I grew up in the Neolithic pre-electronics era, so my earliest memories of play have to do with climbing trees and trying to roller skate. My earliest experience with competition involved racing homemade toy boats on Richmond’s Reedy Creek. Some boats had sails and others were powered by  rubber-band engines.  I always felt accomplished as a tree climber but was less successful with roller skates.  My toy boats did pretty well.  Overall, these are pleasant memories.

My first experience with organized sports came with Pee Wee football.  The league had a 100-pound weight limit.  In seventh grade, I topped the scales on weigh-in day at 98 pounds. That was a good weight for being an offensive lineman or a linebacker but, at that age, was maybe too much for a ball-handling position. That was something I always wanted to do — be one of the cool kids, scoring points for the team.  Nuts!

Our football team made it all the way to the city championships, played at Richmond’s City Stadium.  We were the Westover Devils, a Parks and Rec team from the city’s South Side, ironically pitted against the St. Christopher’s Saints, a private school team from across the James River.  While there may not be a lesson — theological, social, economic or otherwise — in the Saints winning 7-0, I’ll always remember that score.

In high school, things were a bit different.  Gym class was pretty competitive.   A boy named Harold wasn’t the tallest guy in the class, but he was certainly the fastest.  I remember watching Harold run the quarter-mile on the track and wishing I could be that fast.

Another day while playing baseball, a classmate jumped in front of me in the batting line. He threatened me with the bat when I tried to assert that it really was my turn — so much for fairness!

We all probably learned some life lessons in early play and participation in sports, some helpful, others perhaps less so.

Dr.

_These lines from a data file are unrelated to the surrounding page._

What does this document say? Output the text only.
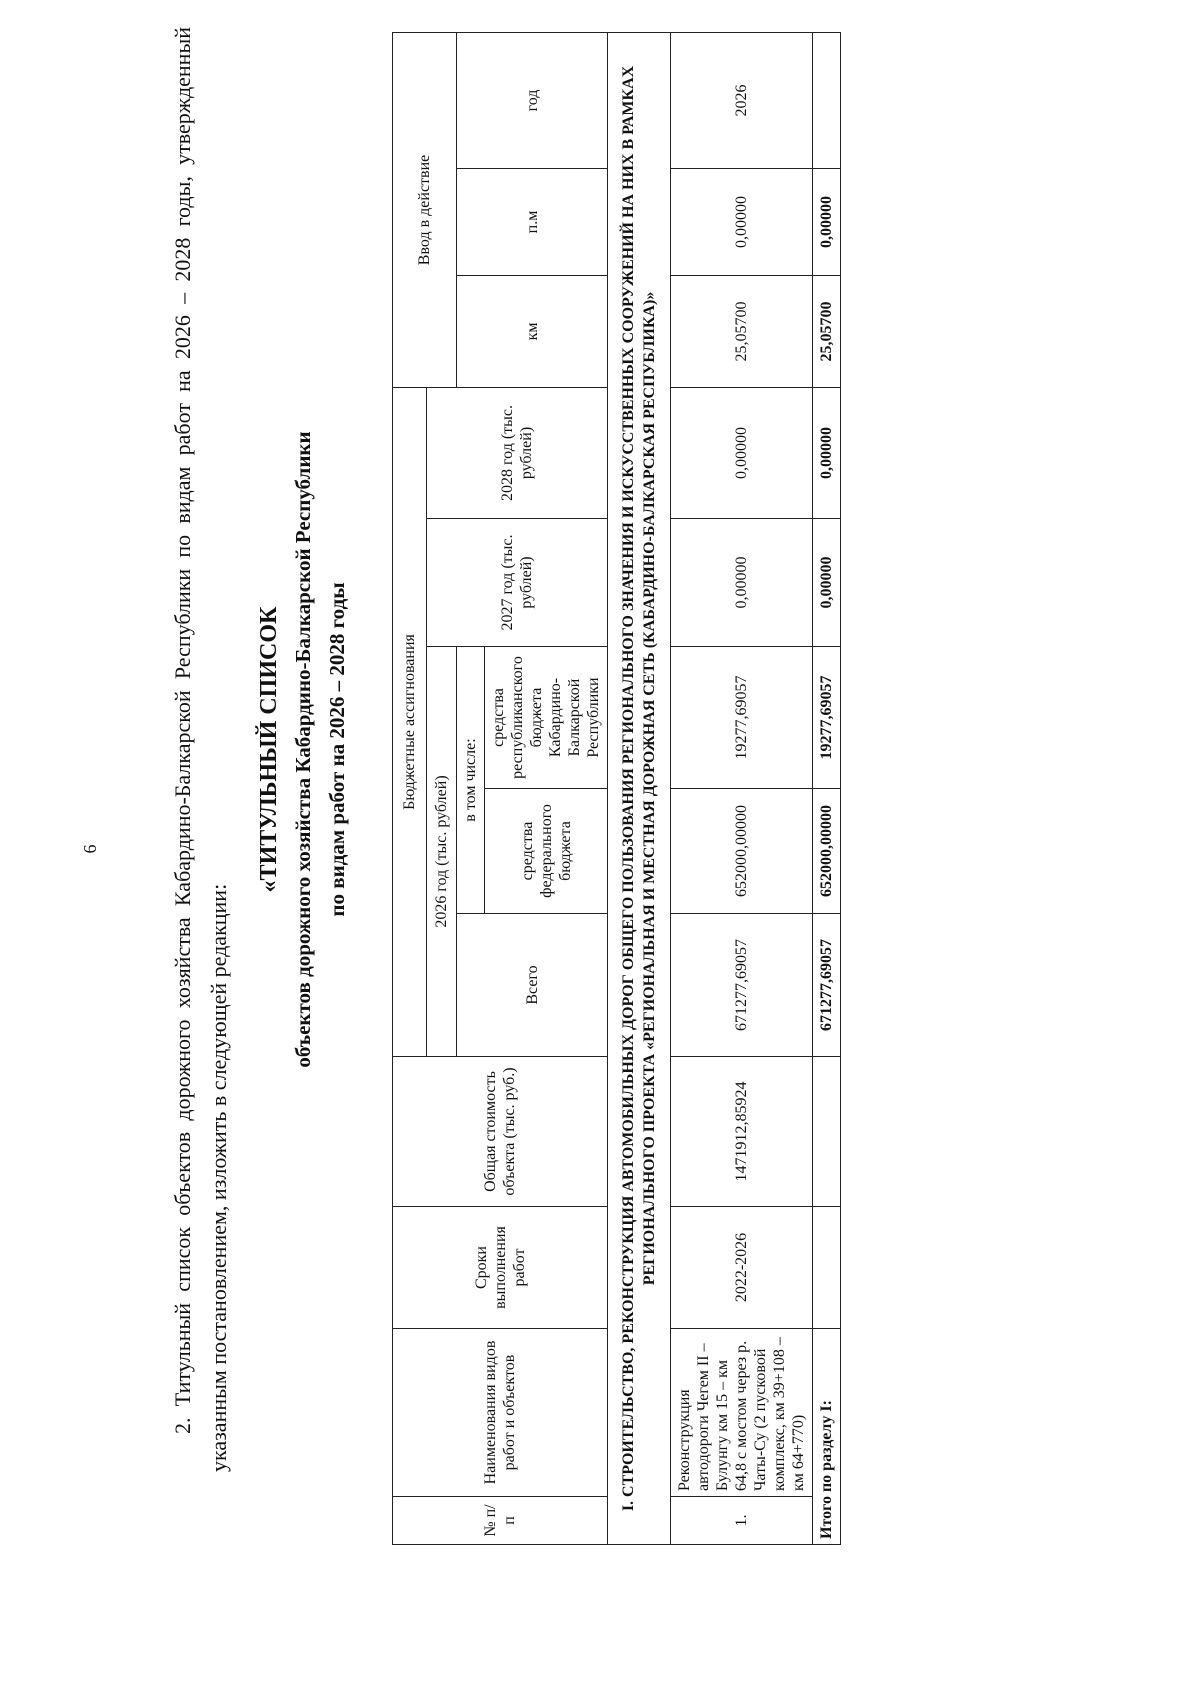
6	2. Титульный список объектов дорожного хозяйства Кабардино-Балкарской Республики по видам работ на 2026 – 2028 годы, утвержденный указанным постановлением, изложить в следующей редакции:

«ТИТУЛЬНЫЙ СПИСОК объектов дорожного хозяйства Кабардино-Балкарской Республики по видам работ на 2026 – 2028 годы
№ п/п	Наименования видов работ и объектов	Сроки выполнения работ	Общая стоимость объекта (тыс. руб.)	Бюджетные ассигнования					Ввод в действие		
				2026 год (тыс. рублей)			2027 год (тыс. рублей)	2028 год (тыс. рублей)			
				Всего	в том числе:				км	п.м	год
					средства федерального бюджета	средства республиканского бюджета Кабардино-Балкарской Республики					
I. СТРОИТЕЛЬСТВО, РЕКОНСТРУКЦИЯ АВТОМОБИЛЬНЫХ ДОРОГ ОБЩЕГО ПОЛЬЗОВАНИЯ РЕГИОНАЛЬНОГО ЗНАЧЕНИЯ И ИСКУССТВЕННЫХ СООРУЖЕНИЙ НА НИХ В РАМКАХ РЕГИОНАЛЬНОГО ПРОЕКТА «РЕГИОНАЛЬНАЯ И МЕСТНАЯ ДОРОЖНАЯ СЕТЬ (КАБАРДИНО-БАЛКАРСКАЯ РЕСПУБЛИКА)»											
1.	Реконструкция автодороги Чегем II – Булунгу км 15 – км 64,8 с мостом через р. Чаты-Су (2 пусковой комплекс, км 39+108 – км 64+770)	2022-2026	1471912,85924	671277,69057	652000,00000	19277,69057	0,00000	0,00000	25,05700	0,00000	2026
Итого по разделу I:				671277,69057	652000,00000	19277,69057	0,00000	0,00000	25,05700	0,00000	
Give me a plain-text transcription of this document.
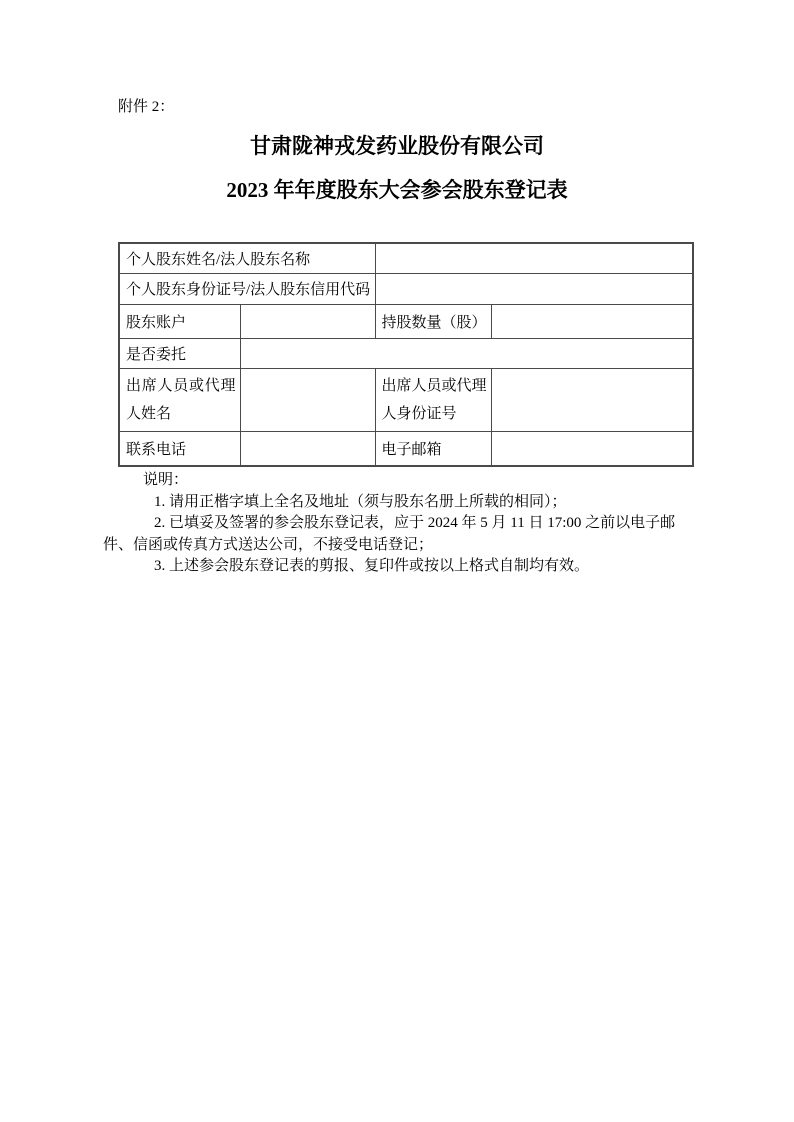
附件 2：
甘肃陇神戎发药业股份有限公司
2023 年年度股东大会参会股东登记表
个人股东姓名/法人股东名称			
个人股东身份证号/法人股东信用代码			
股东账户		持股数量（股）	
是否委托			
出席人员或代理人姓名		出席人员或代理人身份证号	
联系电话		电子邮箱	

说明：

1. 请用正楷字填上全名及地址（须与股东名册上所载的相同）；

2. 已填妥及签署的参会股东登记表，应于 2024 年 5 月 11 日 17:00 之前以电子邮件、信函或传真方式送达公司，不接受电话登记；

3. 上述参会股东登记表的剪报、复印件或按以上格式自制均有效。
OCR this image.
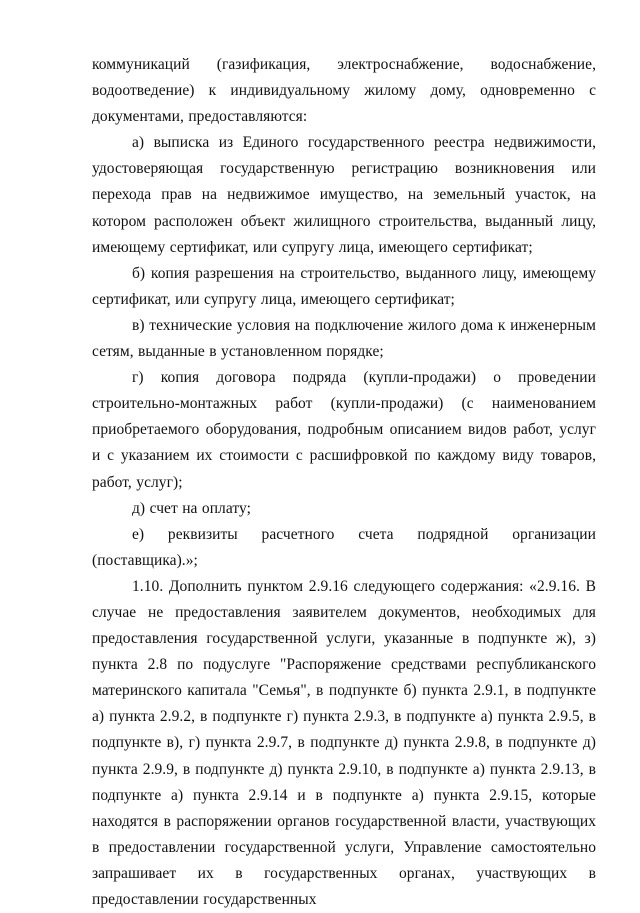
коммуникаций (газификация, электроснабжение, водоснабжение, водоотведение) к индивидуальному жилому дому, одновременно с документами, предоставляются:

а) выписка из Единого государственного реестра недвижимости, удостоверяющая государственную регистрацию возникновения или перехода прав на недвижимое имущество, на земельный участок, на котором расположен объект жилищного строительства, выданный лицу, имеющему сертификат, или супругу лица, имеющего сертификат;

б) копия разрешения на строительство, выданного лицу, имеющему сертификат, или супругу лица, имеющего сертификат;

в) технические условия на подключение жилого дома к инженерным сетям, выданные в установленном порядке;

г) копия договора подряда (купли-продажи) о проведении строительно-монтажных работ (купли-продажи) (с наименованием приобретаемого оборудования, подробным описанием видов работ, услуг и с указанием их стоимости с расшифровкой по каждому виду товаров, работ, услуг);

д) счет на оплату;

е) реквизиты расчетного счета подрядной организации (поставщика).»;

1.10. Дополнить пунктом 2.9.16 следующего содержания: «2.9.16. В случае не предоставления заявителем документов, необходимых для предоставления государственной услуги, указанные в подпункте ж), з) пункта 2.8 по подуслуге "Распоряжение средствами республиканского материнского капитала "Семья", в подпункте б) пункта 2.9.1, в подпункте а) пункта 2.9.2, в подпункте г) пункта 2.9.3, в подпункте а) пункта 2.9.5, в подпункте в), г) пункта 2.9.7, в подпункте д) пункта 2.9.8, в подпункте д) пункта 2.9.9, в подпункте д) пункта 2.9.10, в подпункте а) пункта 2.9.13, в подпункте а) пункта 2.9.14 и в подпункте а) пункта 2.9.15, которые находятся в распоряжении органов государственной власти, участвующих в предоставлении государственной услуги, Управление самостоятельно запрашивает их в государственных органах, участвующих в предоставлении государственных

Stuart Brown, founder of the National Institute for Play, has researched the impact of play on cognitive development.  Brown’s work shows that, much like sleep and dreams, play is an essential activity.  Time spent at play helps with the development of important skills for humans and animals.  This is true for both children and adults.

Brown asserts that thinking back to early experiences with play — or the lack thereof — can provide insights into adult behavior.

When it comes to competing in sports, some people are highly motivated by the joy of winning; others are motivated by a fear of losing.  In the workplace, these different experience-based play styles suggest that varying management styles can be helpful.

It’s doubtful that competitiveness is the same as success.  This is especially true with regard to individual rather than team-based competitiveness.  No doubt many of us can recall scenarios where personal ambition was destructive to company results.

To a large degree, collaboration has gained standing versus competition in today’s business culture. Yes, teams must still be competitive, but individuals are more often collaborative in achieving success.

Leaders of companies consistently recognized as best places to work (see last February’s Virginia Business) often lament that too much emphasis is put on office perks.  Creating a great place to work is a lot more difficult than just putting a pingpong table and yoga mats in the break room.  Yes, employees need fun, but they also need to have fun together.

The Gallup organization has led a multi-year study of workplace culture.  Interestingly, one of its key questions concerns agreement with this statement: “I have a best friend at work.”  Companies with employees scoring high on this statement have higher employee retention, productivity, customer satisfaction and profitability.  Importantly, it’s not just any friend at work — it’s a best friend.

When you think back to your earliest memories of play, more than likely they involved a best friend, maybe a neighbor, a sibling or a parent.  What was learned in those early experiences may have had a profound impact on how you are working today.

So here we are mid-summer.  I hope you are getting in some time for play.   It is easy to be impatient for success, but it is never too late to learn.  Go have some fun!